A good blog post by Jon Lee on Pinterest and Goverment - http://www.govloop.com/profiles/blogs/pinterest-for-government
This link doesn't seem to be working...it points to http://www.govloop.com/profiles/blog/list
I had the same problem...
Weird - what if you go here - do you see the pinterest blog? http://www.govloop.com/profiles/blog/list?user=3djwygytbldj5
I see an excerpt here:
But if I click the headline or the "Continue" I get thrown back to that /profiles/bloglist page.
Weird - I just pinged Jon who wrote the post. May be something with the settings.
Here's the whole post:
Lately, there has been a site called Pinterest that has skyrocketed in popularity. The basic concept behind Pinterest is an online pinboard; a virtual space for sharing images from all over the web based on specific themes. It’s a way to discover new ideas and get inspired. People use it for home remodeling, wedding planning, arts and crafts, cooking recipes, and any other theme that allows creativity, innovation, and fun.
Is this something that government can use to engage their citizens? I think there are some agencies that could benefit from sharing ideas for very specific themes. Too many times I come across government photosharing sites and see things like buildings, agency heads accepting awards, historical landmarks, or office parties. Unfortunately, most citizens don’t find that particularly interesting. But what if we had a site that allowed us to share content worth a thousand words to reach a specific target, such as…
Designing new buildings: wouldn’t it be great if citizens had a chance to suggest ideas for the design of new buildings? There are so many innovative architectural designs all over the web. Why not let the citizens share some of their favorites with you.
Being more green: There are so many ways to be more green at the office without having to spend a lot of money. Ways to create heat, enhance natural lighting, simple redesigns to increase space, creative ways to reuse waste, etc.
Redesigning websites: Many agencies are looking to refresh their official website. Get fresh ideas from the community on what they like to see. After all, they’re the ones that have to use it.
Decorating public spaces: Share ideas for decorating parks, making improvements, or finding new ways for celebrations like holidays and parades
Integrating art from schools: Kids make the most inspiration and endearing art. Why not find ways to creatively showcase them in our public buildings?

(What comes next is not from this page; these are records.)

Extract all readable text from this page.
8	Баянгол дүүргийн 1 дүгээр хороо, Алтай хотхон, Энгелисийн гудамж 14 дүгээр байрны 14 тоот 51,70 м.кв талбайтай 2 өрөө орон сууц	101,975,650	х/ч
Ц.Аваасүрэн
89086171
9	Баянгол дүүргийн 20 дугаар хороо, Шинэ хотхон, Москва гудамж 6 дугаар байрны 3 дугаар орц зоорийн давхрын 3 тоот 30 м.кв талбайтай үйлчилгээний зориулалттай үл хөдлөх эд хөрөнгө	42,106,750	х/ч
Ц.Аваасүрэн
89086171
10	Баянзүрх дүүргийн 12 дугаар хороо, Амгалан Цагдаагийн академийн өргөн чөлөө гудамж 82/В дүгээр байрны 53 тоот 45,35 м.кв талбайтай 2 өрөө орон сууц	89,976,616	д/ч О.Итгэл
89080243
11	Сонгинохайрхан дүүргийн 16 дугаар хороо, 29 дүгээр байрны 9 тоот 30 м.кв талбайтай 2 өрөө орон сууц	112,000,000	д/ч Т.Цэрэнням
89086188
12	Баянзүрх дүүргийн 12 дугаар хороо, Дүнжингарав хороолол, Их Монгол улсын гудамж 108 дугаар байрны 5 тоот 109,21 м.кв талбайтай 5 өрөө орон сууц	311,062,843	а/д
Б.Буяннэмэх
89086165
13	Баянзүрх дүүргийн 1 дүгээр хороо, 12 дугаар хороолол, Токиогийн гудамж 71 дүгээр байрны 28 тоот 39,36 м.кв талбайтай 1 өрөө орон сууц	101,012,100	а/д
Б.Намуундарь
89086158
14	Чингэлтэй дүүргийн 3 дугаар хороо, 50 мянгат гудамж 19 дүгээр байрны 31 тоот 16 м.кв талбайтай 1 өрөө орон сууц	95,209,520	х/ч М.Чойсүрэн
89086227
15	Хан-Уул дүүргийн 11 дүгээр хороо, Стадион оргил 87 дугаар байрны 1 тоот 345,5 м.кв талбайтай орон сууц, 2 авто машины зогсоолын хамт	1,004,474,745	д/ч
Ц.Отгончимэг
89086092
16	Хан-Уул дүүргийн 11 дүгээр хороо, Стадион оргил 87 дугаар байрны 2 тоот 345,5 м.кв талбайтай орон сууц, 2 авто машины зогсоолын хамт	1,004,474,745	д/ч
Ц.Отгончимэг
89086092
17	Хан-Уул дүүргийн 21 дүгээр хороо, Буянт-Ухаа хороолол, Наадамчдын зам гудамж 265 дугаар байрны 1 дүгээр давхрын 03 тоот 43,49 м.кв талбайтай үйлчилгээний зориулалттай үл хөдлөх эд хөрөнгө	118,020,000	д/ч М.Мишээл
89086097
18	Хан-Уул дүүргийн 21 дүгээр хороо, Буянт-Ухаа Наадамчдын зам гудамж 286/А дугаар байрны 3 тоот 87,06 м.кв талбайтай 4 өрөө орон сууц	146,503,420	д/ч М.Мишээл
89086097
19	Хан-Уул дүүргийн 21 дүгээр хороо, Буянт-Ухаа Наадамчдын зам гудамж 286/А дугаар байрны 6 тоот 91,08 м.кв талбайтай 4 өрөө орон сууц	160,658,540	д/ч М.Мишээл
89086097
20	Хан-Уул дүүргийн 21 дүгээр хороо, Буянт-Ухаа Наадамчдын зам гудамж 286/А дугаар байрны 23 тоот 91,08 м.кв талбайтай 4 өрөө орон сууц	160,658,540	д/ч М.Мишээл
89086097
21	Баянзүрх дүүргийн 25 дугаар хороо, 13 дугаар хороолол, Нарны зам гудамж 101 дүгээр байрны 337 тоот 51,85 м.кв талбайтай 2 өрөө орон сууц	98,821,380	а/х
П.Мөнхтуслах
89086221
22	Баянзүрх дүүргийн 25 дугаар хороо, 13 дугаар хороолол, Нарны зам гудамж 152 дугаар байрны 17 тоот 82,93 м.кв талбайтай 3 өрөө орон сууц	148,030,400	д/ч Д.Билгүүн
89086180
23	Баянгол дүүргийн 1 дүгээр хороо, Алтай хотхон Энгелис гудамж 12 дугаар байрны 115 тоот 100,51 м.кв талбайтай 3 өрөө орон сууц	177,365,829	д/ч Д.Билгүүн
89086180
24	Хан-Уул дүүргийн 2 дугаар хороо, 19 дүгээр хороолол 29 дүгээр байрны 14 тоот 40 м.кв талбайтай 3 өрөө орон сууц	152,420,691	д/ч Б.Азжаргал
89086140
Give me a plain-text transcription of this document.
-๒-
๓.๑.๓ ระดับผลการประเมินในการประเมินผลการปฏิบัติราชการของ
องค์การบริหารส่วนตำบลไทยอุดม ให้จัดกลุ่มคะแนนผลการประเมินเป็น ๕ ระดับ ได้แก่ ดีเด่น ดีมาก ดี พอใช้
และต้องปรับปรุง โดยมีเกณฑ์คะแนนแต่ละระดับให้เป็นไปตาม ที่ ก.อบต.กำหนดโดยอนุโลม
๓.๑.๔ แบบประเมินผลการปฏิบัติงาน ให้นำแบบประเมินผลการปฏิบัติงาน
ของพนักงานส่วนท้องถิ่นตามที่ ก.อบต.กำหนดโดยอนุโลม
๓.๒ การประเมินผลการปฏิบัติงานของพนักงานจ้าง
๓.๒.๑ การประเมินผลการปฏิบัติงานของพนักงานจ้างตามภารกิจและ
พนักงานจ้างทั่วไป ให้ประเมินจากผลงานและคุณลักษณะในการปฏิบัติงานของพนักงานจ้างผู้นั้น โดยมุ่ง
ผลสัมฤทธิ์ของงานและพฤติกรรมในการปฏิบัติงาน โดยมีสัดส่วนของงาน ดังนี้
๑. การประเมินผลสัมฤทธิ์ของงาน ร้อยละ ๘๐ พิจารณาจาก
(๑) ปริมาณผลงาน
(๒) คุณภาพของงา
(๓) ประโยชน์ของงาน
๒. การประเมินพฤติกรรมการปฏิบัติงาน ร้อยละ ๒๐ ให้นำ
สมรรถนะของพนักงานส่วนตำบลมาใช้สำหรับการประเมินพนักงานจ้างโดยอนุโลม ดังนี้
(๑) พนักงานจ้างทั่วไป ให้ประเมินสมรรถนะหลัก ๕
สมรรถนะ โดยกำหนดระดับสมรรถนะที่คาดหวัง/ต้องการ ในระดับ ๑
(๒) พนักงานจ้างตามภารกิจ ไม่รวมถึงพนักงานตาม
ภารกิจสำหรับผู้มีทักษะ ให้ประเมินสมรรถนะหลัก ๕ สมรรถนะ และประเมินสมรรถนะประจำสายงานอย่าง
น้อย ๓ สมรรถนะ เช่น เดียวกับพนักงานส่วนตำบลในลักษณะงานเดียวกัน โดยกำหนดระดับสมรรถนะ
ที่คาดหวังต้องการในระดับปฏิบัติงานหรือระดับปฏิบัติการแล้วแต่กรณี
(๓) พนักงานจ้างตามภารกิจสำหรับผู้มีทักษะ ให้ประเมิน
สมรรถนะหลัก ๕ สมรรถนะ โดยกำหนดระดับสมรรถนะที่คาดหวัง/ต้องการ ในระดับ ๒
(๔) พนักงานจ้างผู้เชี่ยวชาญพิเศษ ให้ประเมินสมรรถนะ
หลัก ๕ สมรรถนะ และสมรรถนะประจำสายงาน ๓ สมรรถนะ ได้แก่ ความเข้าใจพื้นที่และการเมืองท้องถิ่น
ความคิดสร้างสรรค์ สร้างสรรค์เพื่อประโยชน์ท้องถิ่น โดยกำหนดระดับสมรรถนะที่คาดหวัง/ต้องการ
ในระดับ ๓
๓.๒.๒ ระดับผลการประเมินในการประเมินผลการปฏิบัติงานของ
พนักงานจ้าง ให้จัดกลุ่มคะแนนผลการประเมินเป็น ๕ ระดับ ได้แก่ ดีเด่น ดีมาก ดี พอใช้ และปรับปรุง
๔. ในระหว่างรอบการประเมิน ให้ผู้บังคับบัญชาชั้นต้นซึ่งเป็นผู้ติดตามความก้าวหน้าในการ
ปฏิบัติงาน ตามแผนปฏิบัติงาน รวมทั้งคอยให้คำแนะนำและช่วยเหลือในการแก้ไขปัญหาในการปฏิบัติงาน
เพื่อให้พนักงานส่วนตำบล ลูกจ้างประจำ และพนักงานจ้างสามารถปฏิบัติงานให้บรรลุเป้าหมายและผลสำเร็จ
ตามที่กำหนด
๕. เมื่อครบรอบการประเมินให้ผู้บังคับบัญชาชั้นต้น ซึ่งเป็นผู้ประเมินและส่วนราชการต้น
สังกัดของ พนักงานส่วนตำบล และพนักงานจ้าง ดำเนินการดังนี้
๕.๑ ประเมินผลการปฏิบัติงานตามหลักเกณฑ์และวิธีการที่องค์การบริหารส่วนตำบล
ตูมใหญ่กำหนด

Designing new marketing materials: How often does government spend on pamphlets, posters, and flyers that look unattractive and boring? Get design ideas that would make a stronger impression on your audience
Granted, Pinterest has its limitations, since it wasn’t designed for organizations to solicit ideas from others as much as it is to show off what you find on your own. But there is a collaboration feature that government could turn on to invite others to create content. Or just instruct citizens to mention you when they come across something related to your pinboard.
Either way, it’s a great way to be inspired, discover new ideas, and build relationships.
Keep in mind that as government, we have to be extra careful with areas such as accessibility, record retention, terms of service, and others. Make sure your agency is covered in these areas before you get started.
Overall, I think there are many public agencies that can use Pinterest as a powerful business tool. Yes, there will be some that sigh at the notion of jumping on yet another social networking site (“last year you told us to get on this site; what a big waste of time that turned out to be”). Chances are, many agencies will try and get little to no response. But if you have a business reason to try it out, why not give it a shot?
Here's the answer from GSA from Twitter to your post
@govloop Interest in Pinterest at GSA:) But probably won't pursue a Terms of Service agreement until there's more of a groundswell.
You beat me to this post (but saved me the research so thanks)! Glad to know GSA has it on their radar and it will pursue the TSA if there is enough interest. I like the thought of using it for ideas for website design since we hope to overhaul ours soon!